И толково объяснила мне, что поговорить в тамбуре нам не дадут, потому что вот-вот старшая нагрянет, в вагон загонит. А если адрес у нее будет, она как приедет на место, определится, так мне и напишет.
«Что же в этом такого? — спрашивает. — А мне многое тебе сказать надо».
И смотрит вопросительно, понимаю я или нет.
«Да ладно, — говорю, — пусть будет по-твоему».
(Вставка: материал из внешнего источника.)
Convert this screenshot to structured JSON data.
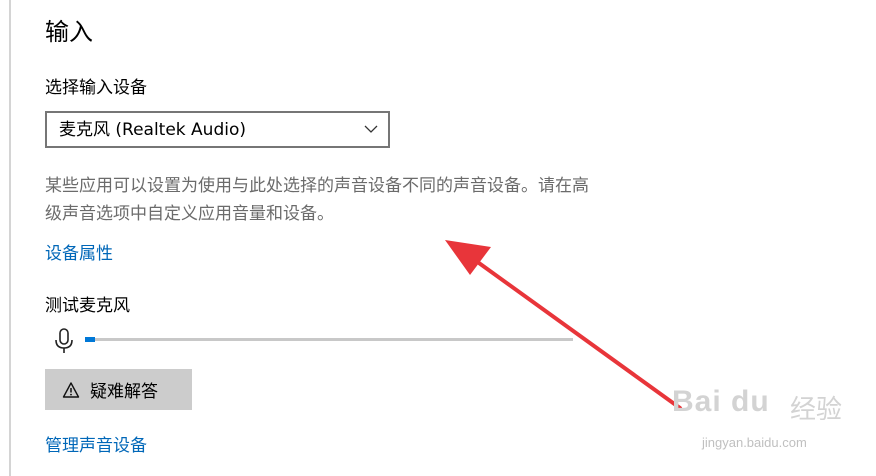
{
  "input_section": {
    "title": "输入",
    "select_device_label": "选择输入设备",
    "selected_device": "麦克风 (Realtek Audio)",
    "description": "某些应用可以设置为使用与此处选择的声音设备不同的声音设备。请在高级声音选项中自定义应用音量和设备。",
    "device_properties_link": "设备属性",
    "test_mic_label": "测试麦克风",
    "mic_level_fraction": 0.02,
    "troubleshoot_button": "疑难解答",
    "manage_devices_link": "管理声音设备"
  },
  "watermark": {
    "logo": "Bai du",
    "text": "经验",
    "url": "jingyan.baidu.com"
  },
  "colors": {
    "link": "#0067b8",
    "accent": "#0078d7",
    "annotation_arrow": "#e8353a",
    "button_bg": "#cccccc"
  },
  "icons": [
    "chevron-down-icon",
    "microphone-icon",
    "warning-icon",
    "annotation-arrow"
  ]
}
А самому не верится: все как-то странно. Придумал я адрес, только город правильно и назвал, остальное наврал. Она принесла огрызок карандаша и листок из блокнота, записала и поблагодарила. Тут меня что-то кольнуло, хотел правду открыть, но подумал — после, не то разговор испортится. А старшая, надо сказать, то ли притомилась, то ли не заметила, что мы из вагона исчезли, но не показывалась. Кто и зайдет в тамбур, постоит и уйдет, так что мы вдвоем. А оно, как теперь, стемнело уже… И вот стоим мы у окна, глядим на огоньки, поля да станции. Все лесозащитные полосы тянулись, запомнились они, потому что мы даже посмеялись: вроде бы полосы и нужны для того, чтобы паровоз в сторону не свернул. Глупости, конечно, а тогда казалось смешным. Вагон на стрелке мотнуло, она ухватилась за меня, вскрикнула. Я за плечи придержал, обнял — не обнял, так уж… Страшно так стало, смотрю ей прямо в глаза, да еще мысль, как бы кто не вошел. Колеса: «Чики-чики!» — словно бы уговаривают… Она не отстранилась, не вырвалась, прижалась ко мне и голову откинула. Вот в тамбуре мы и поцеловались. А после стояли, молчали, как преступники. Ей стыдно, да и мне: не такой я смелый… До этого мне только соседка и была известна, с детства на нее поглядывал: годков на десять старше, а вот же нравилась: копна каштановых волос и груди высокие… Да! вот так мы молчали, а она вдруг возьми да и засмейся.